German voters dealt a stinging rebuke to Chancellor Angela Merkel and her open-door refugee policy in three state elections Sunday, delivering historic gains for an upstart anti-immigrant party and showing how the migration crisis is scrambling politics in Europe’s largest economy.
The populist Alternative for Germany, which focused its campaign on opposition to Ms. Merkel’s migrant policy, won nearly a quarter of the vote in the eastern state of Saxony-Anhalt. The result—several percentage points higher than recent polls had suggested—represents the party’s best total in a regional election since its founding three years ago.
The party, known as the AfD, also won parliamentary seats in two former West German states, giving it representation in eight of the country’s 16 state legislatures. That strengthens the AfD’s status as a significant political force to the right of Ms.

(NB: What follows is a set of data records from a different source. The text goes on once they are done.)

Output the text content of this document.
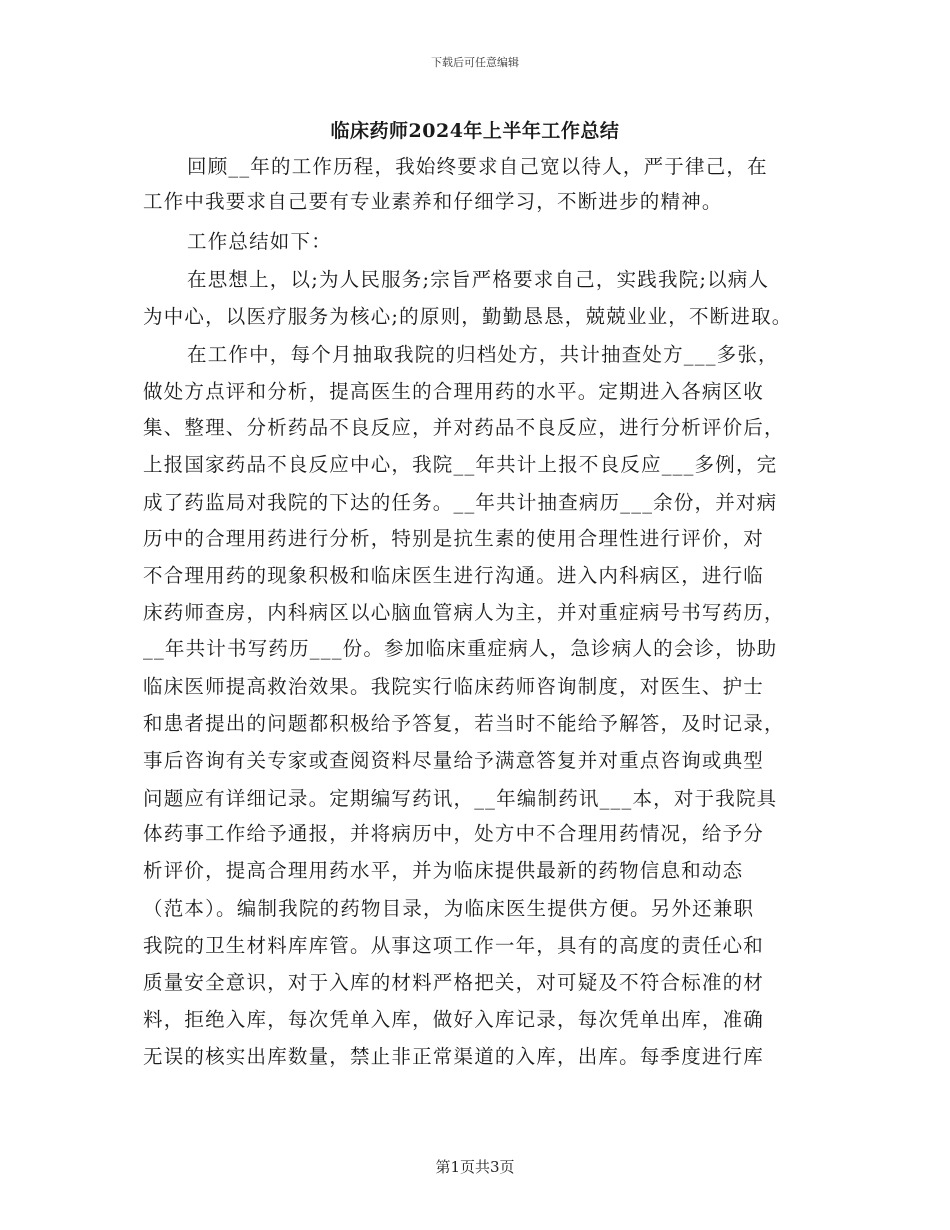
下载后可任意编辑
临床药师2024年上半年工作总结
回顾__年的工作历程，我始终要求自己宽以待人，严于律己，在
工作中我要求自己要有专业素养和仔细学习，不断进步的精神。
工作总结如下：
在思想上，以;为人民服务;宗旨严格要求自己，实践我院;以病人
为中心，以医疗服务为核心;的原则，勤勤恳恳，兢兢业业，不断进取。
在工作中，每个月抽取我院的归档处方，共计抽查处方___多张，
做处方点评和分析，提高医生的合理用药的水平。定期进入各病区收
集、整理、分析药品不良反应，并对药品不良反应，进行分析评价后，
上报国家药品不良反应中心，我院__年共计上报不良反应___多例，完
成了药监局对我院的下达的任务。__年共计抽查病历___余份，并对病
历中的合理用药进行分析，特别是抗生素的使用合理性进行评价，对
不合理用药的现象积极和临床医生进行沟通。进入内科病区，进行临
床药师查房，内科病区以心脑血管病人为主，并对重症病号书写药历，
__年共计书写药历___份。参加临床重症病人，急诊病人的会诊，协助
临床医师提高救治效果。我院实行临床药师咨询制度，对医生、护士
和患者提出的问题都积极给予答复，若当时不能给予解答，及时记录，
事后咨询有关专家或查阅资料尽量给予满意答复并对重点咨询或典型
问题应有详细记录。定期编写药讯，__年编制药讯___本，对于我院具
体药事工作给予通报，并将病历中，处方中不合理用药情况，给予分
析评价，提高合理用药水平，并为临床提供最新的药物信息和动态
（范本）。编制我院的药物目录，为临床医生提供方便。另外还兼职
我院的卫生材料库库管。从事这项工作一年，具有的高度的责任心和
质量安全意识，对于入库的材料严格把关，对可疑及不符合标准的材
料，拒绝入库，每次凭单入库，做好入库记录，每次凭单出库，准确
无误的核实出库数量，禁止非正常渠道的入库，出库。每季度进行库
第1页共3页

Merkel’s conservative bloc—a turning point that her Christian Democrats long tried to prevent.
At the AfD’s election-night celebration in Berlin, supporters chanted “Merkel must go!” after the results started to come in.
“We have a very clear position on refugee policy: We don’t want to take in any refugees,” AfD deputy chairman Alexander Gauland said on German television. “All who voted for us stand behind this policy.”

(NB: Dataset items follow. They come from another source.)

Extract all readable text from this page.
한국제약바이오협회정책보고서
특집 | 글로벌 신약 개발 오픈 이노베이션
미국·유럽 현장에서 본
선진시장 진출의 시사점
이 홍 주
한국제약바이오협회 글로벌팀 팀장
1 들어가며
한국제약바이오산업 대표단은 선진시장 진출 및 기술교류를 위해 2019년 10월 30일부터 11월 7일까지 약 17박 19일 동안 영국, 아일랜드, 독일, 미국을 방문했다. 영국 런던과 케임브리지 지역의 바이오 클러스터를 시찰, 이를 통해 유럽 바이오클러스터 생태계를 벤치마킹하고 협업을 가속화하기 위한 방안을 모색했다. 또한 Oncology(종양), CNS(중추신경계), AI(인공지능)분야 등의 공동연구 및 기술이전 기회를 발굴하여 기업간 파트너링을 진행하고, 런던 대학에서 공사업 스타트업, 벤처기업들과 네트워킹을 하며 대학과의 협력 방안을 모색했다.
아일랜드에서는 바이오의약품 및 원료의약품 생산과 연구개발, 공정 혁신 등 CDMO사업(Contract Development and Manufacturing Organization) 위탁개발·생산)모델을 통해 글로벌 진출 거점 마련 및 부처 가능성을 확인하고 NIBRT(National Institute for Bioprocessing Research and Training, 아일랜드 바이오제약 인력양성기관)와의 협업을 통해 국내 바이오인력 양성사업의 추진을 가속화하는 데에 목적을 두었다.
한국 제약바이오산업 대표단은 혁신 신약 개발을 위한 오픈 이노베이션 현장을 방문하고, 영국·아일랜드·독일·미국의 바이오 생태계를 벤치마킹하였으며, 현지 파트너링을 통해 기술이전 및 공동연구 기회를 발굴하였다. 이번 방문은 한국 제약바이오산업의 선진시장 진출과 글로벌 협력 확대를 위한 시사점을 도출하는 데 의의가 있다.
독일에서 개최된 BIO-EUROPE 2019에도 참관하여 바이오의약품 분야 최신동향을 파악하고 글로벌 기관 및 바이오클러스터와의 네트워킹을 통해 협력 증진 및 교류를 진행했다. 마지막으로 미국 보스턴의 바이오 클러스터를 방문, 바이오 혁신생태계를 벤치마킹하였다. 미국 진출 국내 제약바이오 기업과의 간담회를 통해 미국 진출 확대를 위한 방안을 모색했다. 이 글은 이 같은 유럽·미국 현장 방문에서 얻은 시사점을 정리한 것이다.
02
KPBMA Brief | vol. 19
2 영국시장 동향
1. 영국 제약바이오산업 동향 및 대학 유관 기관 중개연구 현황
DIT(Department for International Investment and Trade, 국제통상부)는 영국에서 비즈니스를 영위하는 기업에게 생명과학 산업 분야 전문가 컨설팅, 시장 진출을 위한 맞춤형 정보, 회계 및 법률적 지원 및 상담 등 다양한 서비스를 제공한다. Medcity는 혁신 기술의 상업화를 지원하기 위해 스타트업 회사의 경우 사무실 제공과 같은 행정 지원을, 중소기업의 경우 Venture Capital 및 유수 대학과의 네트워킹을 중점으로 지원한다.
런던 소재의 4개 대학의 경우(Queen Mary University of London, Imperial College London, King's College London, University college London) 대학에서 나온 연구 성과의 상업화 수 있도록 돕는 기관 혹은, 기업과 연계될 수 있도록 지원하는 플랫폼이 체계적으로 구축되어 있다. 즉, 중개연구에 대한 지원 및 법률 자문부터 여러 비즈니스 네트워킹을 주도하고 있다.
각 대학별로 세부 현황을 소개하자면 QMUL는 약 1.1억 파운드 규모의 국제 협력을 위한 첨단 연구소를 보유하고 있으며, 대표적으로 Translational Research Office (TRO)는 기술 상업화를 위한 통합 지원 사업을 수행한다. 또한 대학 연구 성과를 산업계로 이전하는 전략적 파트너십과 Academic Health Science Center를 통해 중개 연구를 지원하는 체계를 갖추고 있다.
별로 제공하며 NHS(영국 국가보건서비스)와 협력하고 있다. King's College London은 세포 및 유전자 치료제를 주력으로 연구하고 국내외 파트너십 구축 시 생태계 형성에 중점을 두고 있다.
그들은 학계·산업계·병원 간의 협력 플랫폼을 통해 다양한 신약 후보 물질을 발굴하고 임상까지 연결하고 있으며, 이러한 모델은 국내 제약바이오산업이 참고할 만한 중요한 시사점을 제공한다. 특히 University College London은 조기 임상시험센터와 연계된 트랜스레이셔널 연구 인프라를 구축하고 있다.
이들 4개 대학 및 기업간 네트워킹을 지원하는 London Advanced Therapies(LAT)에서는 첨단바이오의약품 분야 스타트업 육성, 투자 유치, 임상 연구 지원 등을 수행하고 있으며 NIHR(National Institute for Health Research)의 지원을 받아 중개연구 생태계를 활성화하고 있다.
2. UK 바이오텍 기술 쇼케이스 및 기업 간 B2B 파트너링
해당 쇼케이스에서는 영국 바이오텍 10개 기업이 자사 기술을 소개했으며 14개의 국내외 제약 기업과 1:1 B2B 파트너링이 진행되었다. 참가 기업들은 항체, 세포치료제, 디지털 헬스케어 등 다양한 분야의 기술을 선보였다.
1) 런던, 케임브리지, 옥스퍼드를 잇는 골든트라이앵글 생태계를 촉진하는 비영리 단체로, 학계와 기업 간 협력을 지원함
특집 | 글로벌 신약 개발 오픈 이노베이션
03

The votes are unlikely to have an immediate impact on Ms. Merkel’s migration policy even as they put more pressure on her to change course. The chancellor has made it clear she intends to stick to her strategy of reducing the number of arrivals by working with Turkey rather than closing the German border, a position confirmed by a government spokesman on Monday.
“The Federal Government of Germany intends to continue to follow the course of its refugee policy, at home and abroad,” said Steffen Seibert.
Key decisions on migration are made on the federal level, not by the states.
But the results laid bare the extent to which the migration crisis has polarized German society. Left-of-center proponents of a welcoming refugee policy also recorded win Sunday, even as Ms. Merkel’s conservatives suffered. Ms. Merkel’s Christian Democratic Union lost two close races, falling to the center-left Greens in Baden-Württemberg and the center-left Social Democrats in Rhineland-Palatinate.
In the traditionally conservative state of Baden-Württemberg, one of Germany’s economic powerhouses, the refugee-friendly Greens surged to first place behind their popular incumbent premier, Winfried Kretschmann. Ms. Merkel’s CDU failed to win first place in the southwestern state for the first time since World War II. The AfD, meanwhile, won 15%—the best postwar result for a populist or far-right party in the state.
In Rhineland-Palatinate, the other western state, incumbent state Premier Malu Dreyer of the Social Democrats beat a rising star in the CDU, Julia Klöckner. In the campaign, Ms. Klöckner took a tougher line on migrants than Ms. Dreyer did.
In Saxony-Anhalt, which suffers from one of Germany’s highest unemployment rates, the AfD’s capture of 24% of the vote was poised to upend typical political alliances. While Ms. Merkel’s CDU came in first, the results suggested that the party would need to ally with both the center-left Social Democrats and the Greens to form a government.
“The fact is: the democrats of the middle must now stand together,” said Saxony-Anhalt State Premier Reiner Haseloff, of the CDU, in a television interview. “We will build a stable government of the middle.”